Prize incentive to help improve literacy in the Commonwealth

The Guardian,12th April

Prize incentive to help improve literacy in the Commonwealth

We hope that the winners of the 2010 Commonwealth writers’ prize (The week in books, 20 March) to be announced today in India, will inspire a new generation of young authors from unexpected parts of the world and advance cross-cultural collaboration, dialogue and understanding. As former winners, we acknowledge the truly unique contribution the Commonwealth writers’ prize has made in promoting literacy as a tool to empower and enrich the lives of millions. In the 24 years since the prize was established, literacy rates across the Commonwealth have risen from 48% to 68%. But there is still much to be done.

Today, out of approximately 2.1 billion people in the Commonwealth, 680 million or one in three people still cannot read or write. Too many children remain unable to access decent primary school education, with less than one teacher for every 40 pupils in almost a quarter of Commonwealth countries. Women also continue to have far fewer opportunities. Literacy rates for women are 28% lower than for men and a quarter of girls in more than half of all Commonwealth countries do not go to school. Even in the richest countries many adults do not have sufficient literacy skills to reach their full potential. According to a recent report by the National Literacy Trust, this affects one in six adults in the UK.

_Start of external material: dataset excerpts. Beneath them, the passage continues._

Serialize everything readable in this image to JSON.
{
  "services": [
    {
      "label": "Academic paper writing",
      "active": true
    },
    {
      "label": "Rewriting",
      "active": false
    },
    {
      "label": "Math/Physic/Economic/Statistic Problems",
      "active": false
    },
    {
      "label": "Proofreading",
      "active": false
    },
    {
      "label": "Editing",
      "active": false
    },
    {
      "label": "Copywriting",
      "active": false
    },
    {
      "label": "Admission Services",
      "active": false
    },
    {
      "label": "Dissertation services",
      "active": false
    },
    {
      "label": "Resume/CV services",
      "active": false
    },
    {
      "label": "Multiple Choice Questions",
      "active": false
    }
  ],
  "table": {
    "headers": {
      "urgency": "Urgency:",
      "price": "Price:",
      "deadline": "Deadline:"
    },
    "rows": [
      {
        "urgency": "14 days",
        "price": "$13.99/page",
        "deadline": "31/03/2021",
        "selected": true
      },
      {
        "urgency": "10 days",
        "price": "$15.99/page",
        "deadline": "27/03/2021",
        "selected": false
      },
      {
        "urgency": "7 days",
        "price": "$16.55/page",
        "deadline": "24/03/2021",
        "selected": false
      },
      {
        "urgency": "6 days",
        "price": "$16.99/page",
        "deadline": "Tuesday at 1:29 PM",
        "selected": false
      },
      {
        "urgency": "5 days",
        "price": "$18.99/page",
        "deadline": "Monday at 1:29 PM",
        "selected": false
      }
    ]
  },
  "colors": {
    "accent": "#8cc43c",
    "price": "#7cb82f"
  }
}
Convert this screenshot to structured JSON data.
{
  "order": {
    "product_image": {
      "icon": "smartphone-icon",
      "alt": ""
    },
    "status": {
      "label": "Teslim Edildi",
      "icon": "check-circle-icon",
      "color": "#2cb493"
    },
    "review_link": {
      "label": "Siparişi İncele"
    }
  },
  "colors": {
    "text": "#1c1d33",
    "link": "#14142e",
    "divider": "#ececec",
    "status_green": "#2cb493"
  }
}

We therefore call on all Commonwealth governments and civil society organisations to increase their efforts and find new ways to support literacy. Some ideas include building new libraries, supporting fledgling publishing industries, investing more in primary schools, introducing creative writing courses at all educational levels, and above all, doing more to promote literature from minority groups, the marginalised and the underprivileged.

The writers being celebrated today through the Commonwealth writers’ prize want nothing more than to help establish the readers and writers of tomorrow. They want everyone in their countries to be able to read their work, and be inspired to write the next generation of masterpieces.